Xanthoprotein reaction (method for the determination of cyclic amino acids) is a method for determining cyclic amino acids in proteins, based on their ability to give a yellow color in the presence of concentrated nitric acid. The method is based on the ability of tryptophan, tyrosine and phenylalanine, which are part of proteins, to decompose when heated in the presence of nitric acid, resulting in the formation of colored compounds. The xanthoprotein reaction can be used not only for the determination of cyclic acids, but also for the detection of proteins in solutions.

The xanthoprotein (xanthone) reaction is a method for determining the content of cyclic amino acids in proteins and other organic compounds. It is based on the ability of certain amino acids, such as tryptophan and tyrosine, to produce a yellow or orange color when treated with concentrated nitric acid. This method was discovered in 1913 by the German chemist Otto Neisser and named after him.

The xanthoprotein reaction is used to determine the level of proteins in various biological fluids, such as blood serum, urine and saliva. It is also used in the analysis of foods and drugs for the presence of protein.

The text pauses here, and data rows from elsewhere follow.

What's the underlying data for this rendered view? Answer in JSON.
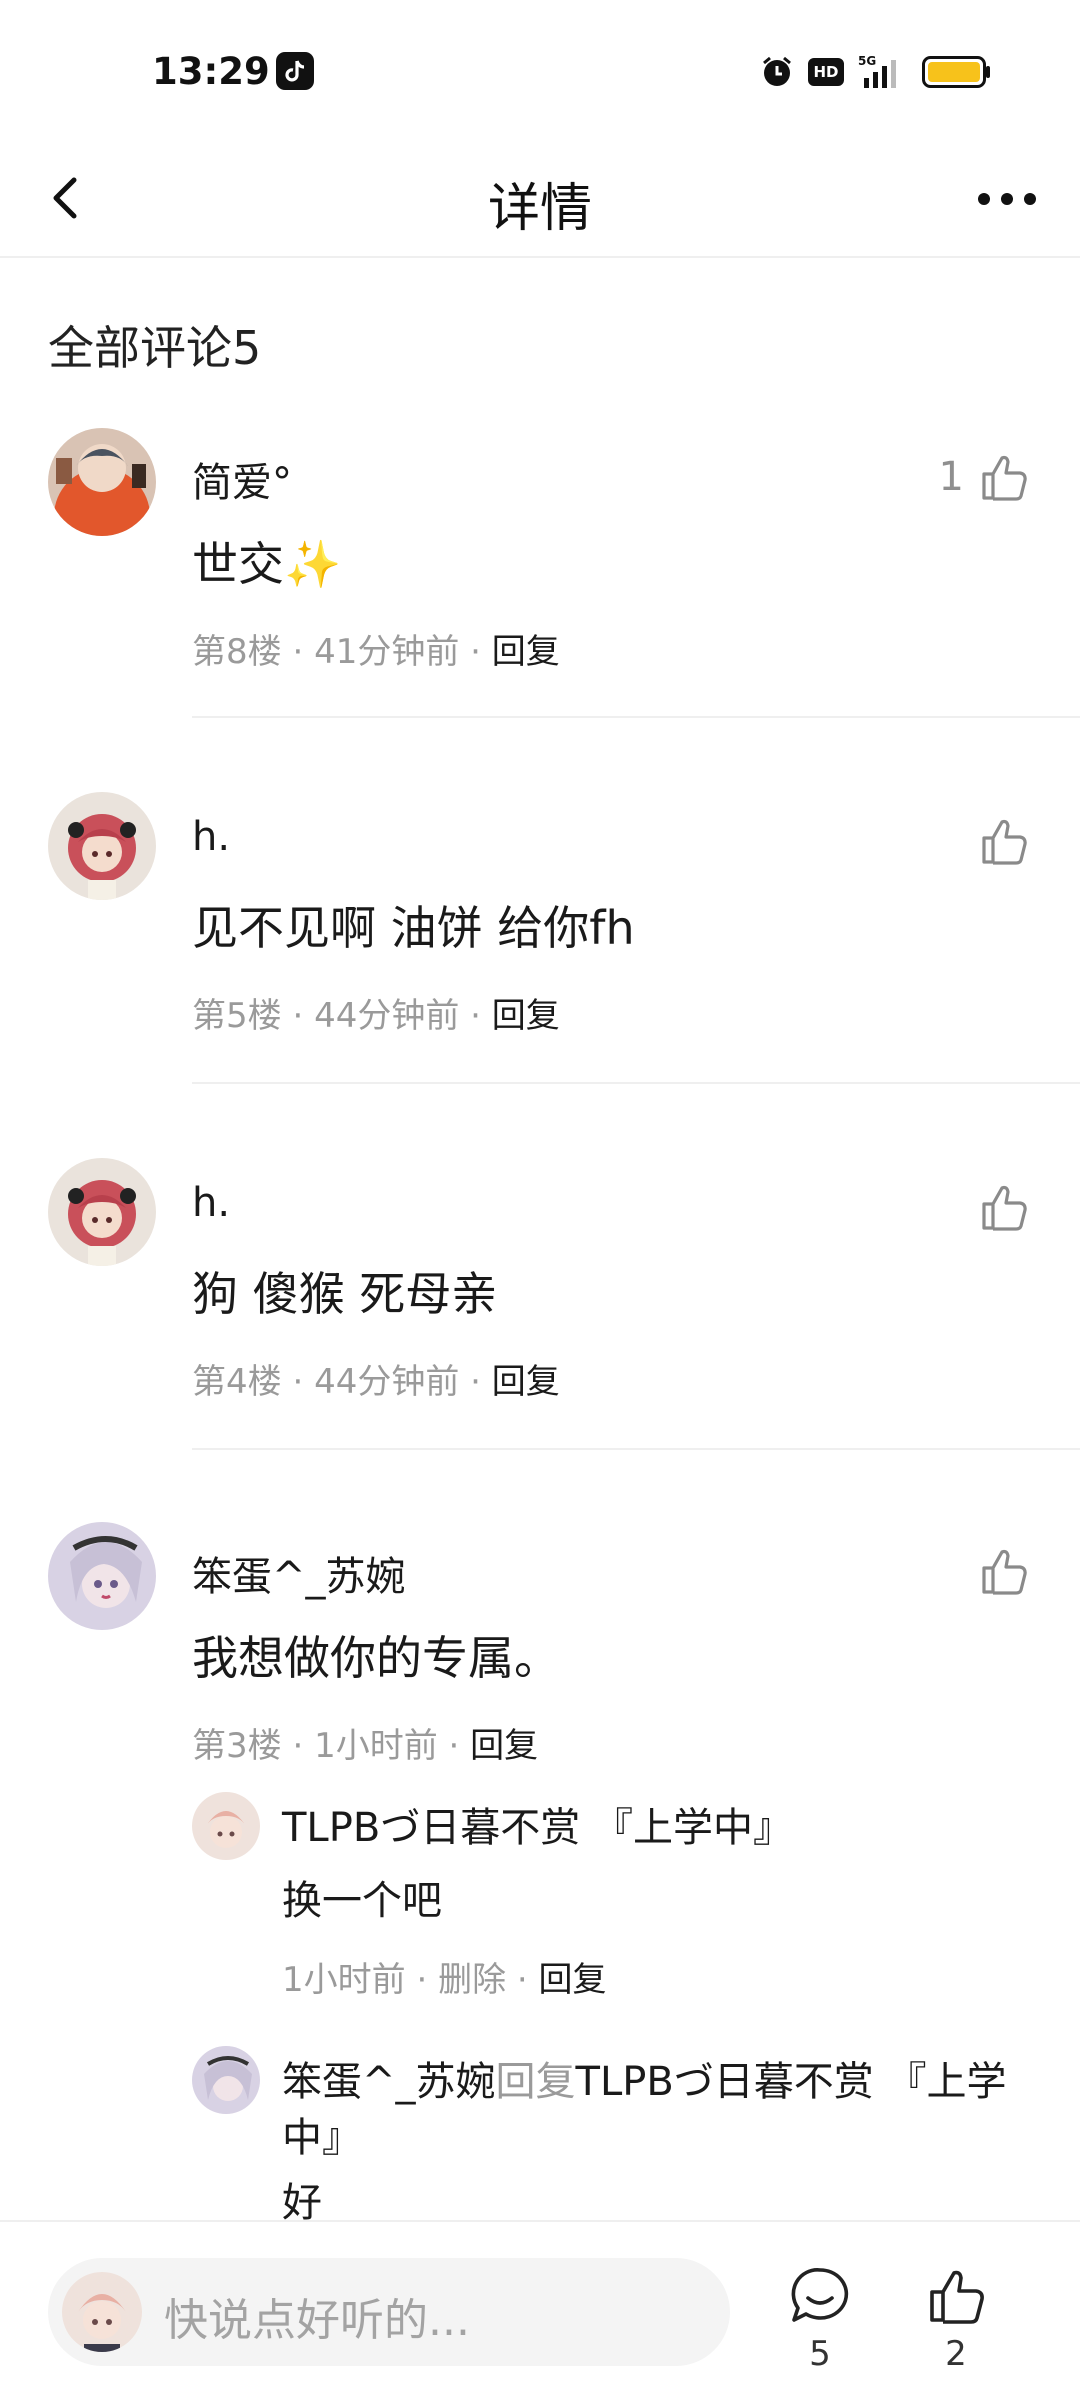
{
  "status": {
    "time": "13:29",
    "hd": "HD",
    "network": "5G"
  },
  "nav": {
    "title": "详情"
  },
  "comments_header": "全部评论5",
  "comments": [
    {
      "name": "简爱°",
      "body": "世交✨",
      "floor": "第8楼",
      "time": "41分钟前",
      "reply": "回复",
      "likes": "1"
    },
    {
      "name": "h.",
      "body": "见不见啊 油饼 给你fh",
      "floor": "第5楼",
      "time": "44分钟前",
      "reply": "回复",
      "likes": ""
    },
    {
      "name": "h.",
      "body": "狗 傻猴 死母亲",
      "floor": "第4楼",
      "time": "44分钟前",
      "reply": "回复",
      "likes": ""
    },
    {
      "name": "笨蛋^_苏婉",
      "body": "我想做你的专属。",
      "floor": "第3楼",
      "time": "1小时前",
      "reply": "回复",
      "likes": ""
    }
  ],
  "subreplies": [
    {
      "name": "TLPBづ日暮不赏 『上学中』",
      "body": "换一个吧",
      "time": "1小时前",
      "delete": "删除",
      "reply": "回复"
    },
    {
      "name": "笨蛋^_苏婉",
      "reply_word": "回复",
      "target": "TLPBづ日暮不赏 『上学中』",
      "body": "好"
    }
  ],
  "bottom": {
    "placeholder": "快说点好听的...",
    "comment_count": "5",
    "like_count": "2"
  },
  "colors": {
    "battery": "#f7c21b",
    "meta_grey": "#9a9a9a"
  }
}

To carry out the xanthoprotein reaction, a sample of the analyte is mixed with concentrated nitric acid and heated to boiling. A small amount of alkali is then added to neutralize the acid. The resulting yellow precipitate contains cyclic amino acids.

This method is highly sensitive and allows the determination of protein content in very small quantities. However, it has some limitations, such as the need to use concentrated nitric acid, which can be hazardous to health. In addition, the xanthoprote reaction is not specific for all types of proteins and may give false-positive results in the presence of some other compounds.

Despite these limitations, the xanthoprotein reaction remains an important method for protein analysis and continues to be used in various fields of science and industry.